Run your app with Confluent Cloud

1

Instead of running a local Kafka cluster, you may use Confluent Cloud, a fully managed Apache Kafka service.

  1. Sign up for Confluent Cloud, a fully managed Apache Kafka service.

  2. After you log in to Confluent Cloud Console, click Environments in the lefthand navigation, click on Add cloud environment, and name the environment learn-kafka. Using a new environment keeps your learning resources separate from your other Confluent Cloud resources.

  3. From the Billing & payment section in the menu, apply the promo code CC100KTS to receive an additional $100 free usage on Confluent Cloud (details). To avoid having to enter a credit card, add an additional promo code CONFLUENTDEV1. With this promo code, you will not have to enter a credit card for 30 days or until your credits run out.

  4. Click on LEARN and follow the instructions to launch a Kafka cluster and enable Schema Registry.

Confluent Cloud

Next, from the Confluent Cloud Console, click on Clients to get the cluster-specific configurations, e.g., Kafka cluster bootstrap servers and credentials, Confluent Cloud Schema Registry and credentials, etc., and set the appropriate parameters in your client application. In the case of this tutorial, add the following properties to the client application’s input properties file, substituting all curly braces with your Confluent Cloud values.

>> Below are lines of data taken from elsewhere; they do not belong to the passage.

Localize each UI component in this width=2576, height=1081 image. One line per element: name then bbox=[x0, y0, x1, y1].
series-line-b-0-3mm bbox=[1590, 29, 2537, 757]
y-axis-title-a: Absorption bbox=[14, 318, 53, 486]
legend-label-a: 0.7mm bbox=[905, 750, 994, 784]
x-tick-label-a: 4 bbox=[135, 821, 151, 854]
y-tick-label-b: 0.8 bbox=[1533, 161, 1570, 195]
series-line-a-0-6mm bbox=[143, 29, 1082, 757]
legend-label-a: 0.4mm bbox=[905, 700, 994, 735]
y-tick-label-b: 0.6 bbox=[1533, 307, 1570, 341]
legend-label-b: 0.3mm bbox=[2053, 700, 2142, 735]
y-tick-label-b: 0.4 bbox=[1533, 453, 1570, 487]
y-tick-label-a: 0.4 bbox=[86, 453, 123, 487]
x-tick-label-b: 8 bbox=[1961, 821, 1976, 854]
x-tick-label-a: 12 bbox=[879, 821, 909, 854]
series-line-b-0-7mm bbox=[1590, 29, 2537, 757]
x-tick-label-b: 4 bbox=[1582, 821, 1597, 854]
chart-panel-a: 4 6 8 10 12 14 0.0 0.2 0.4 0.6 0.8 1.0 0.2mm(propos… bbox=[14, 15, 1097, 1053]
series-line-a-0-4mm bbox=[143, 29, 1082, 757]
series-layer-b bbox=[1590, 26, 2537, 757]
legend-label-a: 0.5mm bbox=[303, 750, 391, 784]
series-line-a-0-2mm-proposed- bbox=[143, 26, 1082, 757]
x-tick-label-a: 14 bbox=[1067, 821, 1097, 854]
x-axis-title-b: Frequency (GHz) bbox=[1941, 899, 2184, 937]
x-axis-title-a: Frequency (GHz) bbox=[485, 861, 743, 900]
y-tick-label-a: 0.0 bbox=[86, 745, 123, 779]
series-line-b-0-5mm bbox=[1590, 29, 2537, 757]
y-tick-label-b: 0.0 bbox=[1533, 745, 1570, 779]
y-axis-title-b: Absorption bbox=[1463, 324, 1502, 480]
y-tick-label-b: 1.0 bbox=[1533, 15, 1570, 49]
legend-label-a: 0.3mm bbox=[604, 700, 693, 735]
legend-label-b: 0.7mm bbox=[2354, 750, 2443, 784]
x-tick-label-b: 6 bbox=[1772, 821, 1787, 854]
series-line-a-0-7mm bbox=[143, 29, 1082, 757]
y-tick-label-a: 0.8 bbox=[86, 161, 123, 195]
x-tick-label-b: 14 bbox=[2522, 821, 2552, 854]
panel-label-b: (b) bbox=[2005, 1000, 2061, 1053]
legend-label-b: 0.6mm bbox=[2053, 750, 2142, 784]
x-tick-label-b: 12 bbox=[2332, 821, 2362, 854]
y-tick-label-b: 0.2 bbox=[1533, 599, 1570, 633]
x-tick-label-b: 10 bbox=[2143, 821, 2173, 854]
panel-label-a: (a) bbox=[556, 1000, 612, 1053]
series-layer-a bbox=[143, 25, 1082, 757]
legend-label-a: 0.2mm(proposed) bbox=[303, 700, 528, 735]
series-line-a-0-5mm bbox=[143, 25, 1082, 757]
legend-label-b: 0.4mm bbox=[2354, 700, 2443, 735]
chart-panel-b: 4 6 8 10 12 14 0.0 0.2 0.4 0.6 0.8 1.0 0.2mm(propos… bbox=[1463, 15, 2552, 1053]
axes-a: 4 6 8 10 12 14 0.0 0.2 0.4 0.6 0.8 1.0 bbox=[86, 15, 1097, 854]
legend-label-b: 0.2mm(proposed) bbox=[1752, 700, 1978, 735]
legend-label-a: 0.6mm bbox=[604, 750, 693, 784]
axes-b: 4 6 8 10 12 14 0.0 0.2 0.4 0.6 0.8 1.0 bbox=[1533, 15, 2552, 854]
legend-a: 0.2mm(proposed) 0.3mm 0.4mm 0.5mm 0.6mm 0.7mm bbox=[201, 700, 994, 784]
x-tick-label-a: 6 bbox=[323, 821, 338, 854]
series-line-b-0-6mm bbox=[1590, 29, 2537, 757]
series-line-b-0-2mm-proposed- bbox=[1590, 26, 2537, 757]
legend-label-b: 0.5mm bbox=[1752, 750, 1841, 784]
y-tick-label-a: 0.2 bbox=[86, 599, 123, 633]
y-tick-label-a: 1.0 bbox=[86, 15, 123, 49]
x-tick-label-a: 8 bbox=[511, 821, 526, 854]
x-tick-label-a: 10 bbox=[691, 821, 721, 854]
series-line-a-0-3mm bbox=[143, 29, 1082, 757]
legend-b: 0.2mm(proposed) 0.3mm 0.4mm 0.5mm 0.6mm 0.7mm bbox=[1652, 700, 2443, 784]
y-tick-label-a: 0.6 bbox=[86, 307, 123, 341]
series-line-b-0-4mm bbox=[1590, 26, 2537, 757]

# Required connection configs for Kafka producer, consumer, and admin
bootstrap.servers={{ BROKER_ENDPOINT }}
security.protocol=SASL_SSL
sasl.jaas.config=org.apache.kafka.common.security.plain.PlainLoginModule required username='{{ CLUSTER_API_KEY }}' password='{{ CLUSTER_API_SECRET }}';
sasl.mechanism=PLAIN
# Required for correctness in Apache Kafka clients prior to 2.6
client.dns.lookup=use_all_dns_ips

# Best practice for Kafka producer to prevent data loss
acks=all

# Required connection configs for Confluent Cloud Schema Registry
schema.registry.url=https://{{ SR_ENDPOINT }}
basic.auth.credentials.source=USER_INFO
schema.registry.basic.auth.user.info={{ SR_API_KEY }}:{{ SR_API_SECRET }}

Now you’re all set to run your streaming application locally, backed by a Kafka cluster fully managed by Confluent Cloud.